Solicit customer reviews
Using review management software you can get almost 100 percent of customers to tell you about their experiences in the months following a sale. Who better to tell you about any customer service gaps in your promises and delivery than the customers?
You likely did some split testing as you were building your website initially, but you have continued your testing as your company has grown? Customers don’t have to fill out a survey or share their thoughts via social media to tell you what they like. Sometimes it’s as simple as clicking on the blue button instead of the red one.
In a study by Bain consulting, it states that about 80 percent of companies believe they provide superior customer service, but when they spoke to customers, it was found that a mere 8 percent agreed. With such an enormous disconnect, many businesses should take heed, but also see the potential. Customer experience might be the new battlefield for companies, with some experts seeing it as a key competitive differentiator and acquisition strategy.
Bridging the divide
Technology has many benefits, but sometimes too much of a good thing can have adverse effects. While you can utilize Facebook messenger chatbots or make use of Twitter customer satisfaction data to acquire real-time feedback, there are some instances where tech isn’t always the answer. In a recent study by Accenture, it was found that 83 percent of consumers prefer dealing with humans via digital channels for solving customer services issues or to get advice.

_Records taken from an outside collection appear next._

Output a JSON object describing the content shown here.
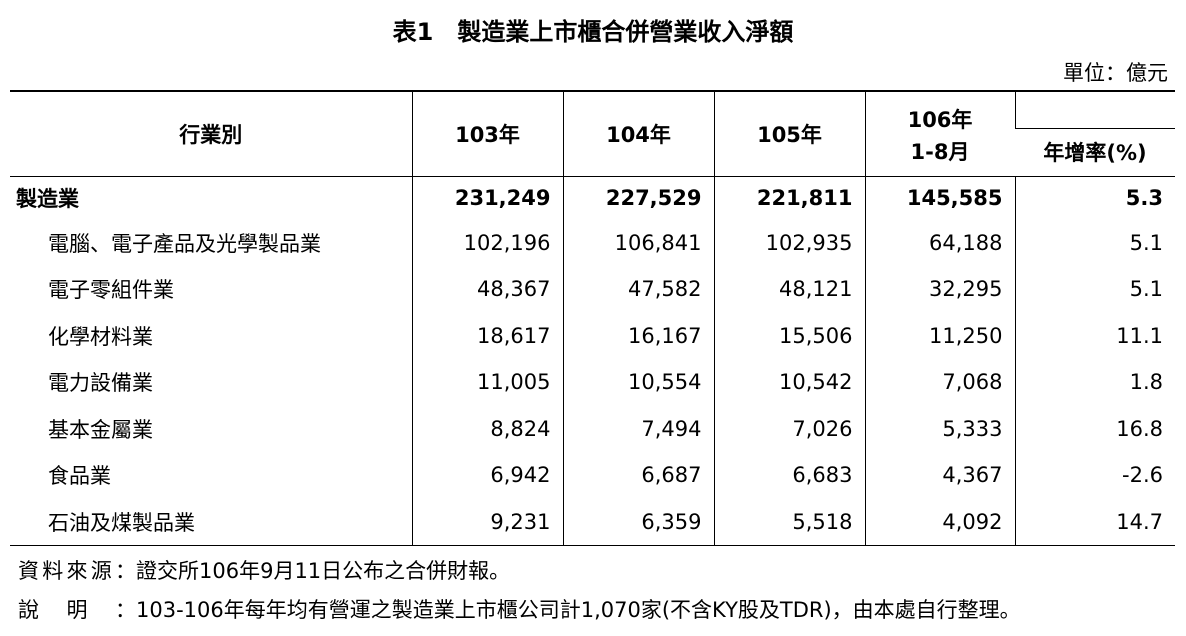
{
  "title": "表1　製造業上市櫃合併營業收入淨額",
  "unit": "單位：億元",
  "table": {
    "header": {
      "industry": "行業別",
      "years": [
        "103年",
        "104年",
        "105年"
      ],
      "current": [
        "106年",
        "1-8月"
      ],
      "growth": "年增率(%)"
    },
    "total": {
      "name": "製造業",
      "values": [
        "231,249",
        "227,529",
        "221,811",
        "145,585",
        "5.3"
      ]
    },
    "rows": [
      {
        "name": "電腦、電子產品及光學製品業",
        "values": [
          "102,196",
          "106,841",
          "102,935",
          "64,188",
          "5.1"
        ]
      },
      {
        "name": "電子零組件業",
        "values": [
          "48,367",
          "47,582",
          "48,121",
          "32,295",
          "5.1"
        ]
      },
      {
        "name": "化學材料業",
        "values": [
          "18,617",
          "16,167",
          "15,506",
          "11,250",
          "11.1"
        ]
      },
      {
        "name": "電力設備業",
        "values": [
          "11,005",
          "10,554",
          "10,542",
          "7,068",
          "1.8"
        ]
      },
      {
        "name": "基本金屬業",
        "values": [
          "8,824",
          "7,494",
          "7,026",
          "5,333",
          "16.8"
        ]
      },
      {
        "name": "食品業",
        "values": [
          "6,942",
          "6,687",
          "6,683",
          "4,367",
          "-2.6"
        ]
      },
      {
        "name": "石油及煤製品業",
        "values": [
          "9,231",
          "6,359",
          "5,518",
          "4,092",
          "14.7"
        ]
      }
    ]
  },
  "notes": [
    {
      "label": "資料來源：",
      "text": "證交所106年9月11日公布之合併財報。"
    },
    {
      "label": "說明：",
      "text": "103-106年每年均有營運之製造業上市櫃公司計1,070家(不含KY股及TDR)，由本處自行整理。"
    }
  ]
}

There’s lots of hype about AI being the future of customer service, and chatbots offer enormous potential to handle monotonous work and easy questions, but it’s important to leave the door open for keeping it human. While more 70 percent of consumers say they want the ability to solve customer service issues on their own, mostly through automated or self-service options, about 86 percent expect chatbots to always offer an option to transfer to a live person. Technology can help, but should not replace people.

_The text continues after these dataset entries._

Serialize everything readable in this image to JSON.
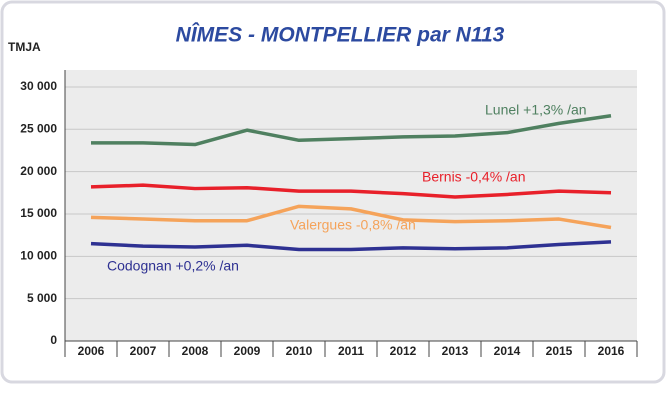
{
  "chart_data": {
    "type": "line",
    "title": "NÎMES - MONTPELLIER par N113",
    "y_label": "TMJA",
    "categories": [
      "2006",
      "2007",
      "2008",
      "2009",
      "2010",
      "2011",
      "2012",
      "2013",
      "2014",
      "2015",
      "2016"
    ],
    "series": [
      {
        "name": "Lunel +1,3% /an",
        "color": "#4f8060",
        "values": [
          23400,
          23400,
          23200,
          24900,
          23700,
          23900,
          24100,
          24200,
          24600,
          25700,
          26600
        ]
      },
      {
        "name": "Bernis -0,4% /an",
        "color": "#e8202a",
        "values": [
          18200,
          18400,
          18000,
          18100,
          17700,
          17700,
          17400,
          17000,
          17300,
          17700,
          17500
        ]
      },
      {
        "name": "Valergues -0,8% /an",
        "color": "#f5a35a",
        "values": [
          14600,
          14400,
          14200,
          14200,
          15900,
          15600,
          14300,
          14100,
          14200,
          14400,
          13400
        ]
      },
      {
        "name": "Codognan +0,2% /an",
        "color": "#2e3192",
        "values": [
          11500,
          11200,
          11100,
          11300,
          10800,
          10800,
          11000,
          10900,
          11000,
          11400,
          11700
        ]
      }
    ],
    "ylim": [
      0,
      32000
    ],
    "yticks": [
      0,
      {
        "value": 5000,
        "label": "5 000"
      },
      {
        "value": 10000,
        "label": "10 000"
      },
      {
        "value": 15000,
        "label": "15 000"
      },
      {
        "value": 20000,
        "label": "20 000"
      },
      {
        "value": 25000,
        "label": "25 000"
      },
      {
        "value": 30000,
        "label": "30 000"
      }
    ],
    "grid": true
  }
}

Realizing the customer is in control is now part of the battle, and engagement, where they flock, is part of monitoring and managing the experience. Whether that’s social media like Facebook or online review sites like Yelp or TripAdvisor, customer service is now 24/7 and the consumer calls much of the shots.
A cross-functional collaboration of marketing and customer service is an opportunity to deliver on promises, improve retention, and even turn customers into advocates. But it will require monitoring and listening to social media and reviews, not just managing the process. Companies that get it will be more likely to transform. Grasping that customer service is instrumental to brand experience can shift some customers into advocates, when the customer journey delivers and aligns with brand promises put forth from marketing. In the end, it’s experience-focused value propositions tailored to and meeting expectations that can earn customer referrals, along with trust.